O artigo é de Igor Fuser, professor na Universidade Federal do ABC (UFABC), doutor em Ciência Política pela USP, publicado por Outras Palavras, 08-03-2017.
Eis o artigo.
O golpe de estado de 17 de abril de 2016 atropelou as ilusões de quem
acreditava nas virtudes infinitas da política de conciliação de classes
– a ideia de que seria possível superar o apartheid social e o
subdesenvolvimento no Brasil sem confronto com as elites dominantes,
mas apenas por meio do crescimento da economia. No pós-golpe, essas
mesmas elites demonstram plena convicção de que agiram corretamente, em
defesa dos seus interesses.
Tal como ocorreu em tragédias históricas anteriores, como o golpe de
1964, o campo progressista discutirá ainda por muito tempo os fatores e
as circunstâncias da derrubada de Dilma Rousseff,
a começar pelos motivos da espantosa passividade das camadas mais
pobres da população, as mais beneficiadas pelos governos liderados pelo PT.

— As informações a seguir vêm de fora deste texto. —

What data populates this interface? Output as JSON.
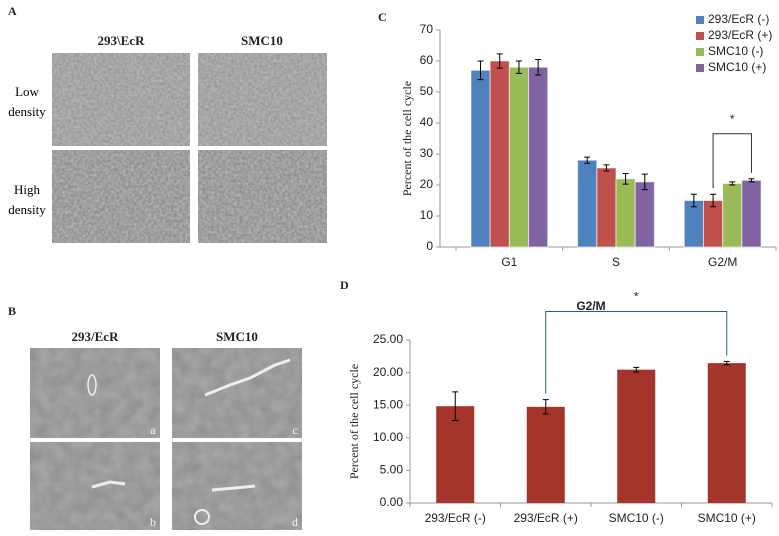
{
  "panel_labels": [
    "A",
    "B",
    "C",
    "D"
  ],
  "panel_a": {
    "columns": [
      "293\\EcR",
      "SMC10"
    ],
    "rows": [
      "Low density",
      "High density"
    ]
  },
  "panel_b": {
    "columns": [
      "293/EcR",
      "SMC10"
    ],
    "image_labels": [
      "a",
      "c",
      "b",
      "d"
    ]
  },
  "chart_data": [
    {
      "type": "bar",
      "ylabel": "Percent of the cell cycle",
      "categories": [
        "G1",
        "S",
        "G2/M"
      ],
      "series": [
        {
          "name": "293/EcR (-)",
          "color": "#4f81bd",
          "values": [
            57,
            28,
            15
          ],
          "errors": [
            3,
            1,
            2
          ]
        },
        {
          "name": "293/EcR (+)",
          "color": "#c0504d",
          "values": [
            60,
            25.5,
            15
          ],
          "errors": [
            2.3,
            1,
            2
          ]
        },
        {
          "name": "SMC10 (-)",
          "color": "#9bbb59",
          "values": [
            58,
            22,
            20.5
          ],
          "errors": [
            2,
            1.7,
            0.5
          ]
        },
        {
          "name": "SMC10 (+)",
          "color": "#8064a2",
          "values": [
            58,
            21,
            21.5
          ],
          "errors": [
            2.5,
            2.5,
            0.5
          ]
        }
      ],
      "ylim": [
        0,
        70
      ],
      "yticks": [
        0,
        10,
        20,
        30,
        40,
        50,
        60,
        70
      ],
      "grid": false,
      "legend": "top-right",
      "annotation": "*"
    },
    {
      "type": "bar",
      "title": "G2/M",
      "ylabel": "Percent of the cell cycle",
      "categories": [
        "293/EcR (-)",
        "293/EcR (+)",
        "SMC10 (-)",
        "SMC10 (+)"
      ],
      "values": [
        14.85,
        14.75,
        20.45,
        21.45
      ],
      "errors": [
        2.2,
        1.1,
        0.35,
        0.25
      ],
      "color": "#a5342a",
      "ylim": [
        0,
        25
      ],
      "yticks": [
        {
          "value": 0,
          "label": "0.00"
        },
        {
          "value": 5,
          "label": "5.00"
        },
        {
          "value": 10,
          "label": "10.00"
        },
        {
          "value": 15,
          "label": "15.00"
        },
        {
          "value": 20,
          "label": "20.00"
        },
        {
          "value": 25,
          "label": "25.00"
        }
      ],
      "grid": false,
      "annotation": "*"
    }
  ]
}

Outro traço marcante no golpe de 2016 – tema da presente coluna – é o
alto grau de coesão que as classes dominantes demonstraram na agressiva
ofensiva contra o governo legítimo.
Com a óbvia exceção dos empreiteiros da engenharia pesada, enrolados na Operação Lava Jato
(que claramente inclui entre seus objetivos a destruição desse setor
estratégico da economia nacional), o que se viu na mobilização golpista
foi um verdadeiro quem-é-quem da burguesia brasileira.
Lá estavam, unidos pelo “fora Dilma”, os banqueiros, os barões do
agronegócio, os magnatas da mídia, os caciques da indústria brasileira
remanescente, a fina flor do “PIB” nacional de mãos dadas com os
grupelhos fascistas, os políticos picaretas e os pit bulls do
Judiciário. Não faltou nem mesmo a rede de lanchonetes Habib’s, hoje
tristemente famosa pela morte de um menino numa de suas lojas, que deu
um desconto especial aos clientes que comparecessem aos atos
pró-impeachment.
Na vanguarda, para eliminar eventuais dúvidas sobre os interesses de classe em jogo, marchava o patético pato da Fiesp.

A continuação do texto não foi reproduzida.